Premier League's restart hamstrung by injury fears
The battle for European qualification could come down to those lucky enough to have their stars on the pitch and not the treatment table.
The Premier League will return after a 100-day stoppage on June 17, cramming the remaining 92 games of the season into just five-and-a-half weeks.
A deluge of football may be welcomed by fans starved of live action for three months.
But it is expected to take a heavy toll on players hit by the combination of a long layoff, little contact training, fixture congestion and less hands-on treatment.
"We are expecting more injuries at this time," Newcastle club doctor Paul Catterson told the BBC.

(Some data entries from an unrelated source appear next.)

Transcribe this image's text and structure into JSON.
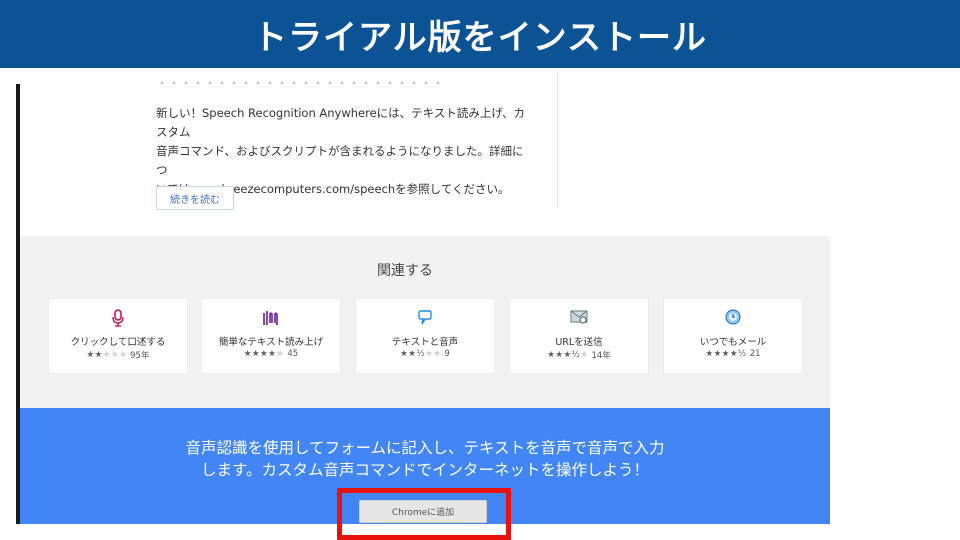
{
  "slide": {
    "title": "トライアル版をインストール"
  },
  "listing": {
    "cut_line": "・・・・・・・・・・・・・・・・・・・・・・・・",
    "description_lines": [
      "新しい！Speech Recognition Anywhereには、テキスト読み上げ、カスタム",
      "音声コマンド、およびスクリプトが含まれるようになりました。詳細につ",
      "いては、seabreezecomputers.com/speechを参照してください。"
    ],
    "read_more_label": "続きを読む"
  },
  "related": {
    "heading": "関連する",
    "items": [
      {
        "name": "クリックして口述する",
        "rating": 2,
        "count": "95年",
        "icon": "microphone-icon",
        "color": "#c2185b"
      },
      {
        "name": "簡単なテキスト読み上げ",
        "rating": 4,
        "count": "45",
        "icon": "waveform-icon",
        "color": "#6a1b9a"
      },
      {
        "name": "テキストと音声",
        "rating": 2.5,
        "count": "9",
        "icon": "speech-bubble-icon",
        "color": "#1e88e5"
      },
      {
        "name": "URLを送信",
        "rating": 3.5,
        "count": "14年",
        "icon": "mail-link-icon",
        "color": "#607d8b"
      },
      {
        "name": "いつでもメール",
        "rating": 4.5,
        "count": "21",
        "icon": "clock-mail-icon",
        "color": "#1565c0"
      }
    ]
  },
  "cta": {
    "lines": [
      "音声認識を使用してフォームに記入し、テキストを音声で音声で入力",
      "します。カスタム音声コマンドでインターネットを操作しよう！"
    ],
    "add_button_label": "Chromeに追加"
  }
}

"We have had players asking if they can have ice baths after training and they can't at the moment -- all we can do is give them ice to take home. It's like going back 15 years."
The injury risk is of particular concern for those players who are out of contract at the end of the season and fearing for their future.
Championship side Charlton will be without top scorer Lyle Taylor for their battle against relegation as the 30-year-old has decided not to play and put a lucrative move at risk.
"It makes me think what would happen if I had an injury now that threatened the rest of my career," Taylor told Sky. "I'll be honest with you, it scared the life out of me."
Olivier Giroud was also out of contract at the end of the campaign when coronavirus hit, but has been handed an extra year on his deal at Chelsea.
But at 33, the French World Cup winner is feeling the effects of pre-season-style training without the help of physios to aid his recovery.
"I'll admit that if I could have more care and treatment to look after my body, it would be better," he said.
To help lighten the load on players, the Premier League has not only adopted a temporary change to allow five substitutes per side, but also increased the size of a matchday squad from 18 to 20.
However, the lesson from Germany's Bundesliga, which returned on May 16, is that an increase in injuries is almost inevitable.
According to sports science specialist Joel Mason, Bundesliga injuries went from a pre-lockdown average of 0.27 per game to 0.88 in the first round of fixtures after the competition resumed.
"The early indications from both training and matches continue to point in one direction -- that post-lockdown injury rates are comfortably outside the boundaries of the typically observed injury rates," Mason wrote in a blog post.
Conditioning expert Raymond Verheijen has been a consistent critic of the grind Premier League players are put under even without the complicating factor of coronavirus.
The Dutchman, who served as part of Guus Hiddink's coaching staff and has worked with Barcelona, Chelsea and Manchester City in the past described the return as "Russian roulette with the health of players at stake."
"I am convinced the players sense the danger, but they are in a difficult and dependent position," Verheijen told the Mirror.
There is so much still to play for at both ends of the Premier League that players can ill afford to bed themselves back into rhythm.
The battle for survival or European qualification could come down to those lucky enough to have their stars on the pitch and not the treatment table.